We know that $(2+\sqrt{3})^n + (2-\sqrt{3})^n$ is an integer (See here).
However, we want to write the formula \begin{align} &\frac{3+\sqrt{3}}{6} (2+\sqrt{3})^n + \frac{3-\sqrt{3}}{6} (2-\sqrt{3})^n\\ &=\frac{1}{6} \left[(2+\sqrt{3})^{n+1} + (2-\sqrt{3})^{n+1} + (2+\sqrt{3})^n + (2-\sqrt{3})^n\right] \end{align} to the form $$a^2 + 2\,b^2,\ (a, b \in \mathbb{N}).$$
How?
Let $f(n)= \dfrac{3+\sqrt{3}}{6} (2+\sqrt{3})^n + \dfrac{3-\sqrt{3}}{6} (2-\sqrt{3})^n$ and $g(n)=\dfrac{\sqrt3} 6(2+\sqrt3)^n-\dfrac{\sqrt3}6(2-\sqrt3)^n$.

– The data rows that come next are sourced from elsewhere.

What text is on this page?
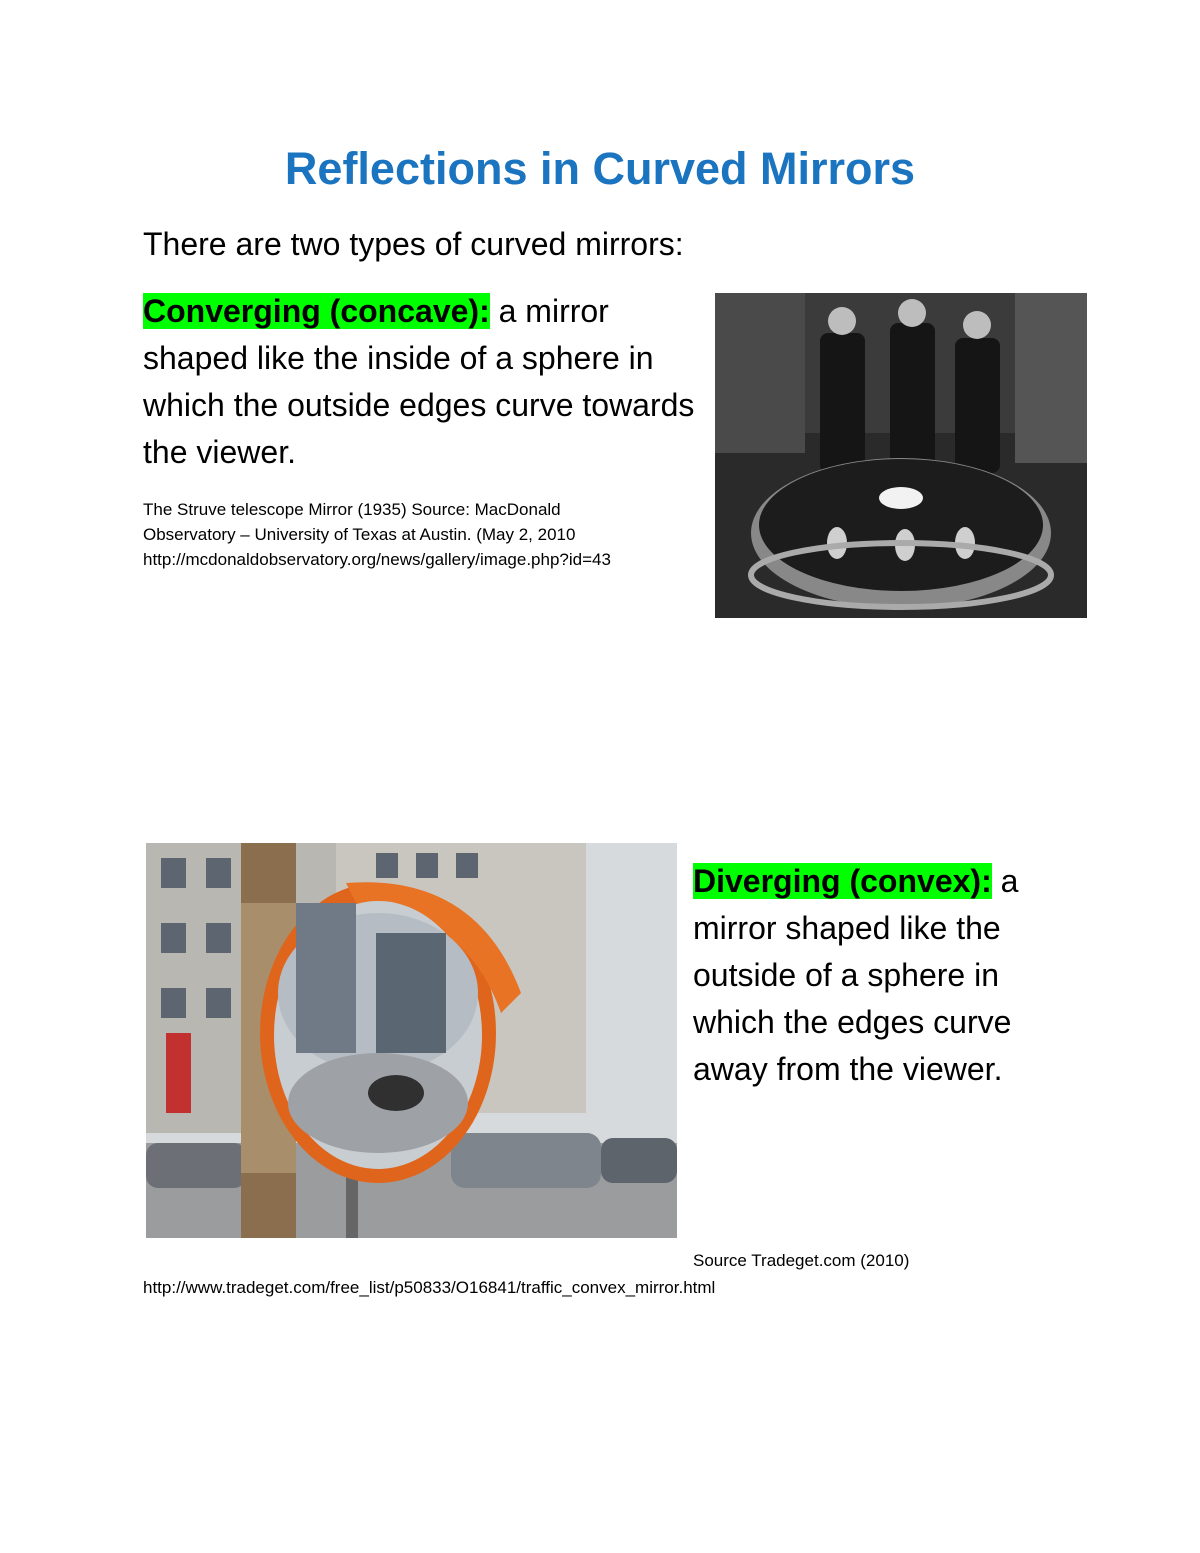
Reflections in Curved Mirrors

There are two types of curved mirrors:

Converging (concave): a mirror shaped like the inside of a sphere in which the outside edges curve towards the viewer.

The Struve telescope Mirror (1935) Source: MacDonald
Observatory – University of Texas at Austin. (May 2, 2010
http://mcdonaldobservatory.org/news/gallery/image.php?id=43

Diverging (convex): a mirror shaped like the outside of a sphere in which the edges curve away from the viewer.

Source Tradeget.com (2010)

http://www.tradeget.com/free_list/p50833/O16841/traffic_convex_mirror.html
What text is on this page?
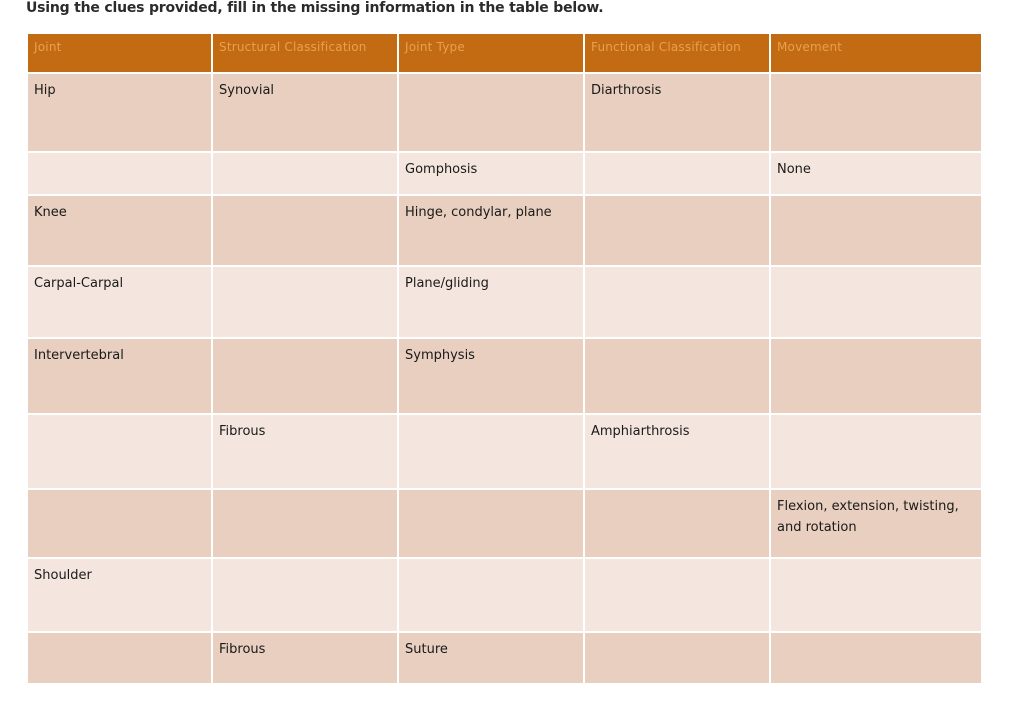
Using the clues provided, fill in the missing information in the table below.
Joint	Structural Classification	Joint Type	Functional Classification	Movement
Hip	Synovial		Diarthrosis	
		Gomphosis		None
Knee		Hinge, condylar, plane		
Carpal-Carpal		Plane/gliding		
Intervertebral		Symphysis		
	Fibrous		Amphiarthrosis	
				Flexion, extension, twisting, and rotation
Shoulder				
	Fibrous	Suture		
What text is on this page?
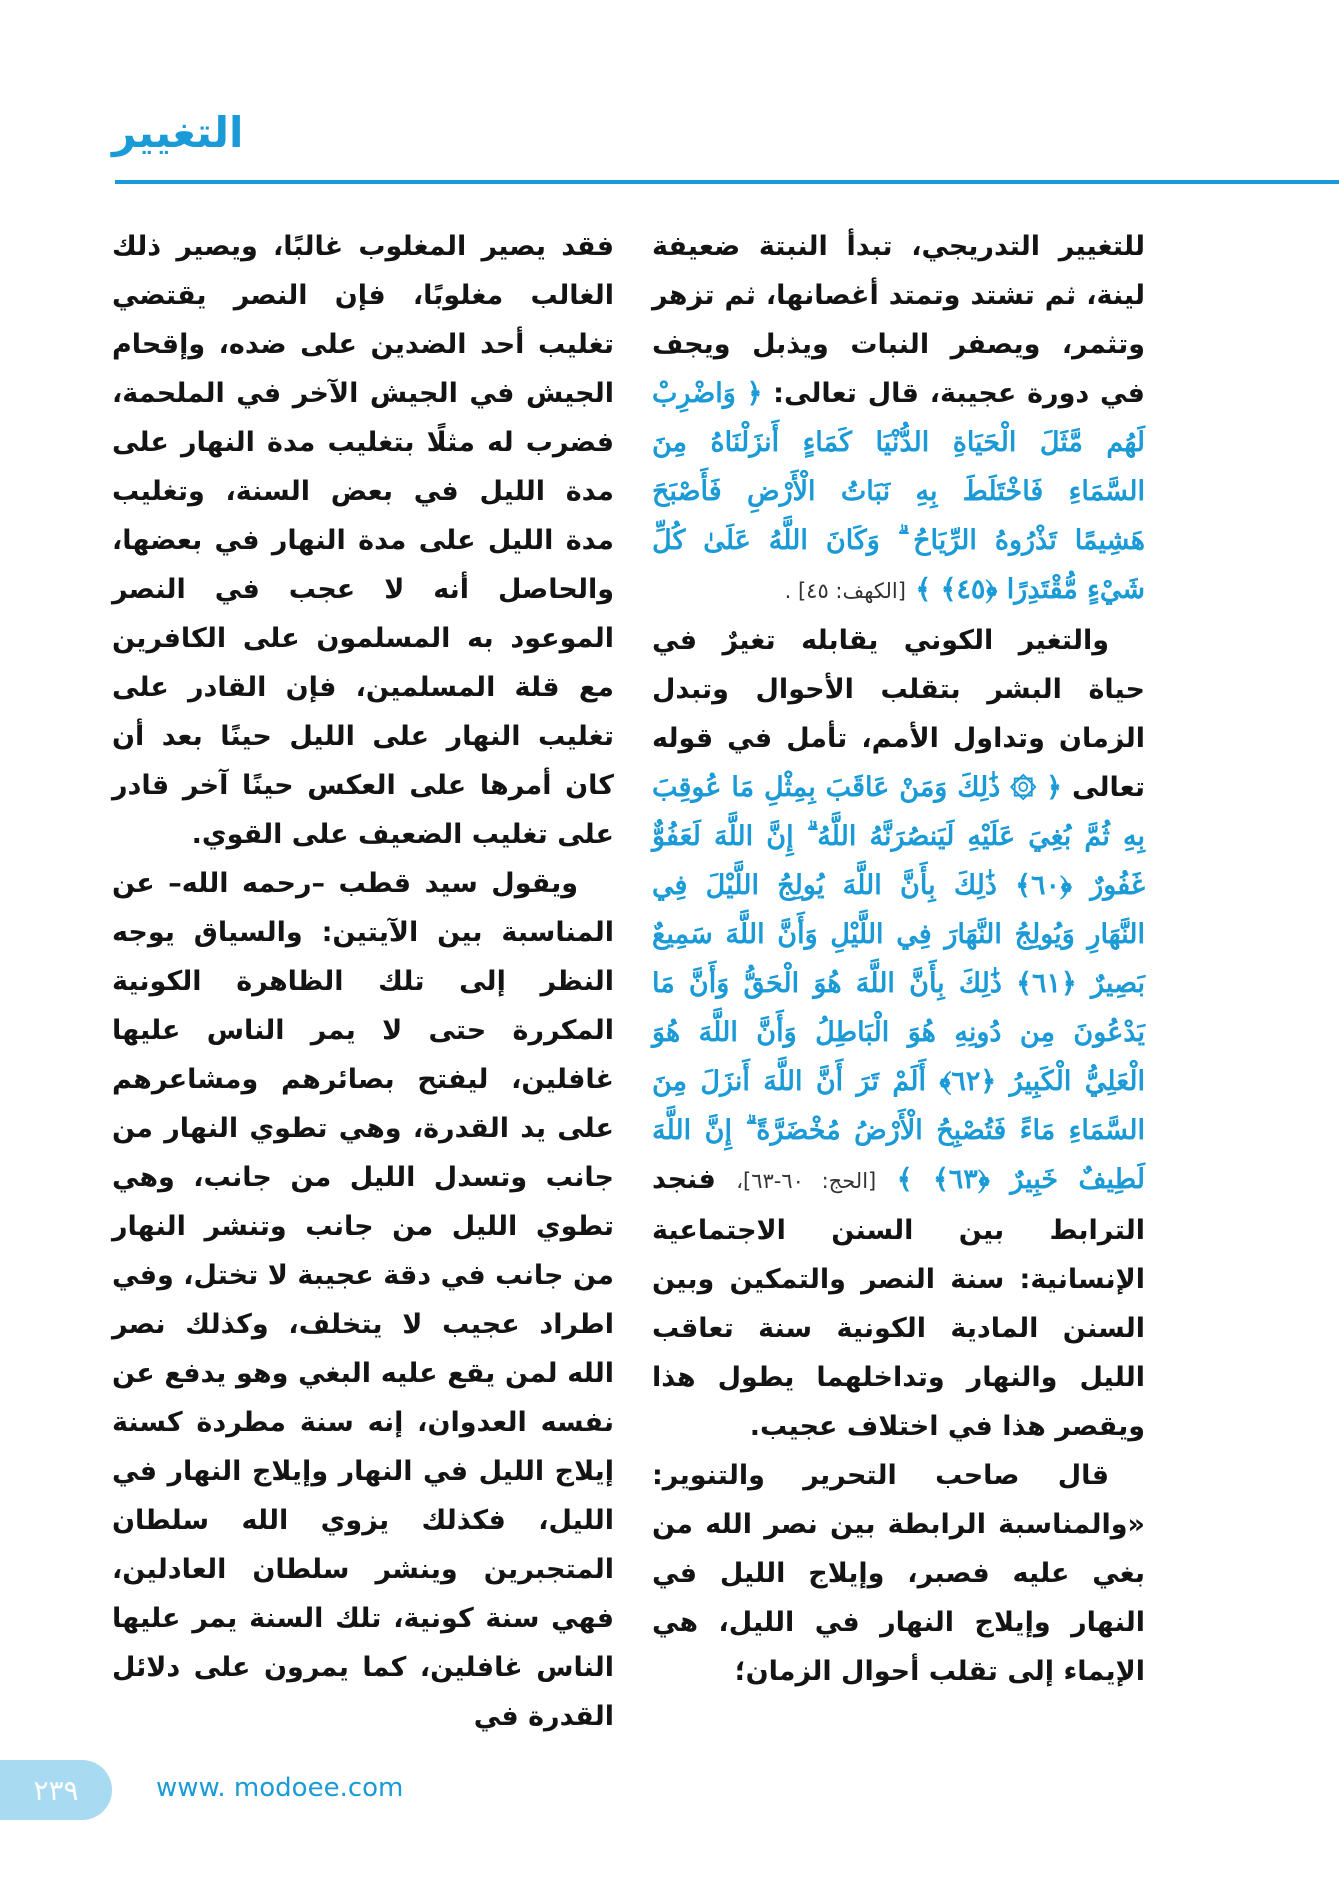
التغيير

للتغيير التدريجي، تبدأ النبتة ضعيفة لينة، ثم تشتد وتمتد أغصانها، ثم تزهر وتثمر، ويصفر النبات ويذبل ويجف في دورة عجيبة، قال تعالى: ﴿ وَاضْرِبْ لَهُم مَّثَلَ الْحَيَاةِ الدُّنْيَا كَمَاءٍ أَنزَلْنَاهُ مِنَ السَّمَاءِ فَاخْتَلَطَ بِهِ نَبَاتُ الْأَرْضِ فَأَصْبَحَ هَشِيمًا تَذْرُوهُ الرِّيَاحُ ۗ وَكَانَ اللَّهُ عَلَىٰ كُلِّ شَيْءٍ مُّقْتَدِرًا ﴿٤٥﴾ ﴾ [الكهف: ٤٥] .

والتغير الكوني يقابله تغيرٌ في حياة البشر بتقلب الأحوال وتبدل الزمان وتداول الأمم، تأمل في قوله تعالى ﴿ ۞ ذَٰلِكَ وَمَنْ عَاقَبَ بِمِثْلِ مَا عُوقِبَ بِهِ ثُمَّ بُغِيَ عَلَيْهِ لَيَنصُرَنَّهُ اللَّهُ ۗ إِنَّ اللَّهَ لَعَفُوٌّ غَفُورٌ ﴿٦٠﴾ ذَٰلِكَ بِأَنَّ اللَّهَ يُولِجُ اللَّيْلَ فِي النَّهَارِ وَيُولِجُ النَّهَارَ فِي اللَّيْلِ وَأَنَّ اللَّهَ سَمِيعٌ بَصِيرٌ ﴿٦١﴾ ذَٰلِكَ بِأَنَّ اللَّهَ هُوَ الْحَقُّ وَأَنَّ مَا يَدْعُونَ مِن دُونِهِ هُوَ الْبَاطِلُ وَأَنَّ اللَّهَ هُوَ الْعَلِيُّ الْكَبِيرُ ﴿٦٢﴾ أَلَمْ تَرَ أَنَّ اللَّهَ أَنزَلَ مِنَ السَّمَاءِ مَاءً فَتُصْبِحُ الْأَرْضُ مُخْضَرَّةً ۗ إِنَّ اللَّهَ لَطِيفٌ خَبِيرٌ ﴿٦٣﴾ ﴾ [الحج: ٦٠-٦٣]، فنجد الترابط بين السنن الاجتماعية الإنسانية: سنة النصر والتمكين وبين السنن المادية الكونية سنة تعاقب الليل والنهار وتداخلهما يطول هذا ويقصر هذا في اختلاف عجيب.

قال صاحب التحرير والتنوير: «والمناسبة الرابطة بين نصر الله من بغي عليه فصبر، وإيلاج الليل في النهار وإيلاج النهار في الليل، هي الإيماء إلى تقلب أحوال الزمان؛

فقد يصير المغلوب غالبًا، ويصير ذلك الغالب مغلوبًا، فإن النصر يقتضي تغليب أحد الضدين على ضده، وإقحام الجيش في الجيش الآخر في الملحمة، فضرب له مثلًا بتغليب مدة النهار على مدة الليل في بعض السنة، وتغليب مدة الليل على مدة النهار في بعضها، والحاصل أنه لا عجب في النصر الموعود به المسلمون على الكافرين مع قلة المسلمين، فإن القادر على تغليب النهار على الليل حينًا بعد أن كان أمرها على العكس حينًا آخر قادر على تغليب الضعيف على القوي.

ويقول سيد قطب –رحمه الله– عن المناسبة بين الآيتين: والسياق يوجه النظر إلى تلك الظاهرة الكونية المكررة حتى لا يمر الناس عليها غافلين، ليفتح بصائرهم ومشاعرهم على يد القدرة، وهي تطوي النهار من جانب وتسدل الليل من جانب، وهي تطوي الليل من جانب وتنشر النهار من جانب في دقة عجيبة لا تختل، وفي اطراد عجيب لا يتخلف، وكذلك نصر الله لمن يقع عليه البغي وهو يدفع عن نفسه العدوان، إنه سنة مطردة كسنة إيلاج الليل في النهار وإيلاج النهار في الليل، فكذلك يزوي الله سلطان المتجبرين وينشر سلطان العادلين، فهي سنة كونية، تلك السنة يمر عليها الناس غافلين، كما يمرون على دلائل القدرة في

٢٣٩	www. modoee.com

Can you show $f(n)^2+2\times g(n)^2=f(2n)$ and $f(n)^2+2\times g(n+1)^2=f(2n+1)?$
Call your formula $f(n)$. Since $2\pm\sqrt{3}$ are the roots of $x^2-4x+1$, it's easy to show that $f(n)$ is determined by $f(0)=1$, $f(1)=3$ and the recursive relation $f(n+1)=4f(n)-f(n-1)$.
After looking at @J.W.Tanner comment, I found out that we actually have \begin{align*} f(2n)&=f(n)^2+2\left(\sum_{0\leq k\leq n-1}f(k)\right)^2\\ f(2n+1)&=f(n)^2+2\left(\sum_{0\leq k\leq n}f(k)\right)^2 \end{align*} Now, I don't really know how difficult is to prove this by induction, but it is an interesting pattern.